Ximena Prugue had an idea that she thought could save lives. All she had to do was find someone who would take her seriously.
After reading a design blog about new technology, the Miami Dade College student started the Giving the Green Light campaign to replace kerosene lamps used by the villagers in India with affordable and healthier solar-powered lights.
Outdated and dangerous, kerosene lamps are highly combustible and emit a poor-quality, eye-damaging yellow light. They generate fumes linked to lung cancer and cause
more than 1.8 million deaths a year worldwide due to respiratory infections.
After originally getting the runaround while trying to gain support for her idea, Prugue finally partnered with BoGo Light, a Houston-based solar light company.

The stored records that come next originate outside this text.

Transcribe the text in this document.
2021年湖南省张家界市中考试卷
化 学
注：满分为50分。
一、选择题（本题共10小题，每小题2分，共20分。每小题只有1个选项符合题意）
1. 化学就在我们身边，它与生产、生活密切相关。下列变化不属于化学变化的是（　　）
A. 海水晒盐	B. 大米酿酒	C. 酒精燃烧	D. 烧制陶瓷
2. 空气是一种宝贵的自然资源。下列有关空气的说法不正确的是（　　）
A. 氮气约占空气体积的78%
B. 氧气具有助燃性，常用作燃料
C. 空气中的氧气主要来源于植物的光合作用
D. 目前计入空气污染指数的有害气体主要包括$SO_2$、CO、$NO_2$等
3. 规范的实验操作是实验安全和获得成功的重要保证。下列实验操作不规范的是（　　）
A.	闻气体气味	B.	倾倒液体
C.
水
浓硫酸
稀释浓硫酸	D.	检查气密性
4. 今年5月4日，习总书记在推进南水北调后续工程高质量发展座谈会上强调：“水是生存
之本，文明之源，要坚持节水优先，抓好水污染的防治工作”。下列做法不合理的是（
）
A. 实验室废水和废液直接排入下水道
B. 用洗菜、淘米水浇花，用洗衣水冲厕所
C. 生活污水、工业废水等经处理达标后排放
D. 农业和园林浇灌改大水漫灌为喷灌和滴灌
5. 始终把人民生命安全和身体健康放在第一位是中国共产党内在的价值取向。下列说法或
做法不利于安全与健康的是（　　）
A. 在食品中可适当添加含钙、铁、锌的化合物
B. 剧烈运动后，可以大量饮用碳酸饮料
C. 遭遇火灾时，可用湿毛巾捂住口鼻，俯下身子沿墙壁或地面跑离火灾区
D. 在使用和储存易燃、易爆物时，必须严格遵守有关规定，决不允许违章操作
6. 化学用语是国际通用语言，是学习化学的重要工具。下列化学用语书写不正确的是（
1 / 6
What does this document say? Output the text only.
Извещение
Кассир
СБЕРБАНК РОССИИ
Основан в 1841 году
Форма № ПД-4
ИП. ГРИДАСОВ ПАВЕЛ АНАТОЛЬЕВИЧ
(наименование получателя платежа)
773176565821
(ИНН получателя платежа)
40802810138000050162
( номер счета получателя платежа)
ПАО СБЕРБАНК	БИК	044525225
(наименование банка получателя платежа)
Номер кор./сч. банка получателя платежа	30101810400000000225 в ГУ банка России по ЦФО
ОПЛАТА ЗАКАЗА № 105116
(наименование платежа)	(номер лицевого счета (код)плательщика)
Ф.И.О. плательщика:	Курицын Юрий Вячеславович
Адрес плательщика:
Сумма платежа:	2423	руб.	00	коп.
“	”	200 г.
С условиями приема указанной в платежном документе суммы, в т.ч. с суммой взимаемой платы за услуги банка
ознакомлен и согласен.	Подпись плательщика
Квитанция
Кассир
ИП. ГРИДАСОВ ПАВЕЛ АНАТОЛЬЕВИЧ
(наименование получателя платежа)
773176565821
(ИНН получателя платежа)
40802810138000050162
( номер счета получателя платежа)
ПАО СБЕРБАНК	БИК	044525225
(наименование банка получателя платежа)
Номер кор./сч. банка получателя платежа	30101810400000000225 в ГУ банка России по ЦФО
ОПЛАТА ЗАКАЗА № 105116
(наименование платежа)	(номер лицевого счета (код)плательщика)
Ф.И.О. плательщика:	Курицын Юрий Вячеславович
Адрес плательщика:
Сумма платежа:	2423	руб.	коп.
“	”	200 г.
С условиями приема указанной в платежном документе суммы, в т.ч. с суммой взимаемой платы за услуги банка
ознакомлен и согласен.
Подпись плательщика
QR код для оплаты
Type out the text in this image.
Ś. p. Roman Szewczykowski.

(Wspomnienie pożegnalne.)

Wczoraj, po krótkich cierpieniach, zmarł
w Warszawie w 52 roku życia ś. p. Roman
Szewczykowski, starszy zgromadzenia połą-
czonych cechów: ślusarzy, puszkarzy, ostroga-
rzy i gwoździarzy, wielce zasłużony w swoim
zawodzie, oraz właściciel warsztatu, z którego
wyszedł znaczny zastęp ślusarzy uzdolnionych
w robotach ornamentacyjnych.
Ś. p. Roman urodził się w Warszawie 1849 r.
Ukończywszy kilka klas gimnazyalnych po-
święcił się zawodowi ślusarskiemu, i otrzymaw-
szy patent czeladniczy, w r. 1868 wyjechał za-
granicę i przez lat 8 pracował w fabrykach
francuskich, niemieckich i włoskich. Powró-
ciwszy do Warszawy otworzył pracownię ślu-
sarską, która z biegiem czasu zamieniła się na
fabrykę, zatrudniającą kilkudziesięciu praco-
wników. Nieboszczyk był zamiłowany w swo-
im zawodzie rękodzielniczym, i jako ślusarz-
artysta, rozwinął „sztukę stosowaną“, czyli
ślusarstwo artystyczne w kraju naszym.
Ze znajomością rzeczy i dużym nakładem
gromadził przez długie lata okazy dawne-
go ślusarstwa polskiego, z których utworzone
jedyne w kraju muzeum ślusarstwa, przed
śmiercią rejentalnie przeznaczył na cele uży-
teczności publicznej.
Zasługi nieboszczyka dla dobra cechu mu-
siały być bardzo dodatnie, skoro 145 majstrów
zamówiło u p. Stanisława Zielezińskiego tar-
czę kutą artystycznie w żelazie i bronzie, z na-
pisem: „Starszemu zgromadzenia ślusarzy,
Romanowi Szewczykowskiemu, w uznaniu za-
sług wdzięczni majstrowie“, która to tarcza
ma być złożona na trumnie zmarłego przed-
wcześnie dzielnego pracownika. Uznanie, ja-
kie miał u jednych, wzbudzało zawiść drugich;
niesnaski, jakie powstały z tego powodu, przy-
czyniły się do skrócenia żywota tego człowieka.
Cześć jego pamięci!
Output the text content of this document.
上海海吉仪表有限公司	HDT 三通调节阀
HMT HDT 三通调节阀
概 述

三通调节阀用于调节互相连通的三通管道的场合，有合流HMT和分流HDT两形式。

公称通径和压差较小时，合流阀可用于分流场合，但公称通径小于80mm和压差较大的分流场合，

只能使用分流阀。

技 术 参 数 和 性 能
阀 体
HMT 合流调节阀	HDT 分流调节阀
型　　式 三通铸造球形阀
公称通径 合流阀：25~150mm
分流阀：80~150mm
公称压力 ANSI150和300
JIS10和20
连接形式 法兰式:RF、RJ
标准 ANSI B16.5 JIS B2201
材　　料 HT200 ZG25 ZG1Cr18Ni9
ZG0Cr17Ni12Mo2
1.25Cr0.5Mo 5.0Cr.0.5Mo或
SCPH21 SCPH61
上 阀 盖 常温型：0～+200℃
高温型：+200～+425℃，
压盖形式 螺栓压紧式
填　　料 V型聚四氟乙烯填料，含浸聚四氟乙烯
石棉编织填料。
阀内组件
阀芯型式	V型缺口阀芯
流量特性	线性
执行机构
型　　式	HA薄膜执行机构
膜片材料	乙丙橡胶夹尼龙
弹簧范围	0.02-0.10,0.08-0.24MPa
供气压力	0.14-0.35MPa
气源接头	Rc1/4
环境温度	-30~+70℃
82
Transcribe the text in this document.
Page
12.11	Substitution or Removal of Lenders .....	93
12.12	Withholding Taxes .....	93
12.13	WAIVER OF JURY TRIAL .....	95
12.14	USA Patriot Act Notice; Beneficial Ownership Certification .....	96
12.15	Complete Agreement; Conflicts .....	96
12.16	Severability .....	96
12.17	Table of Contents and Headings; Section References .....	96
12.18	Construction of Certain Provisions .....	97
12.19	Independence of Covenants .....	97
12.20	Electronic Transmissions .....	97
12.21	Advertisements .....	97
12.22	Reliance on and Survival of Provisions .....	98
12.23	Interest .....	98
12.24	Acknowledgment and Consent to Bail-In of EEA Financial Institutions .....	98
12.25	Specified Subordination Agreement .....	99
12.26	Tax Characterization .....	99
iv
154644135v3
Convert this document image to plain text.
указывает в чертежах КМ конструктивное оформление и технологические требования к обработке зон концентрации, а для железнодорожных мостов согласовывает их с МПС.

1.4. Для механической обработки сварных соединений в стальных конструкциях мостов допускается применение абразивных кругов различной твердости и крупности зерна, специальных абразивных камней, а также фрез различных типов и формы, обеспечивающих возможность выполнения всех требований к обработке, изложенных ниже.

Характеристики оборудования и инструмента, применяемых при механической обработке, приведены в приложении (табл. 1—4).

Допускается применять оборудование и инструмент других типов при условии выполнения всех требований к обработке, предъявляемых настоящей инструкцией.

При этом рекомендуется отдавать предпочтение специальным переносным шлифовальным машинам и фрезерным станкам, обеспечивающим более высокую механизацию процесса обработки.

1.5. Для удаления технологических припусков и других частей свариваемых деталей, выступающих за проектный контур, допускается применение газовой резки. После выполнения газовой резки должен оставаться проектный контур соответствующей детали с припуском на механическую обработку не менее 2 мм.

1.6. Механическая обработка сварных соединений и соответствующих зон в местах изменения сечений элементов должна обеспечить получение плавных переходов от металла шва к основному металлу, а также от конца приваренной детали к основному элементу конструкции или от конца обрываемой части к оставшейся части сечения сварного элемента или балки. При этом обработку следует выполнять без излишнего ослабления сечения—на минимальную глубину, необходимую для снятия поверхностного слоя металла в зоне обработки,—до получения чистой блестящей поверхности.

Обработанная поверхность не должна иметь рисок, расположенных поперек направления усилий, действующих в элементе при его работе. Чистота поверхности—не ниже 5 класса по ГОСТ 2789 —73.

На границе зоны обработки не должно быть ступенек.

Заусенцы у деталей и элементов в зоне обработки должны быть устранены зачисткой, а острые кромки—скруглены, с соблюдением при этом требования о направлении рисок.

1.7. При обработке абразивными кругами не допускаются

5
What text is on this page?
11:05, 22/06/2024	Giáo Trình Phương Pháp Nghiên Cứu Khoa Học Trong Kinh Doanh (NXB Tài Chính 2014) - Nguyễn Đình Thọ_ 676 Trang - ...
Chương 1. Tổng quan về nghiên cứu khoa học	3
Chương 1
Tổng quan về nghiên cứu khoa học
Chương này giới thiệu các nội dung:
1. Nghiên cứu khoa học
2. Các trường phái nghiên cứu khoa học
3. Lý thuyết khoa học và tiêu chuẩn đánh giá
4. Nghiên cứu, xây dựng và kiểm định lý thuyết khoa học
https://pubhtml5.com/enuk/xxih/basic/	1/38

“Because I‘m young, some people tend to dismiss me like I’m naive,” said Prugue, an engineering major who hopes to continue her education next year at Columbia University. “But this is not a side project to put on my résumé when I graduate. This is something I want to do, and I have shown I will put in the effort.”
Started in December of 2009, Prugue’s campaign captured the attention of political leaders, including recognition during the Clinton Global Initiative University event held in Miami this past spring.
Prugue also won a “Young Entrepreneur of the Year” award. She accepted her award – along with an elegant watch – in a recent ceremony in Los Angeles sponsored by Sony Pictures.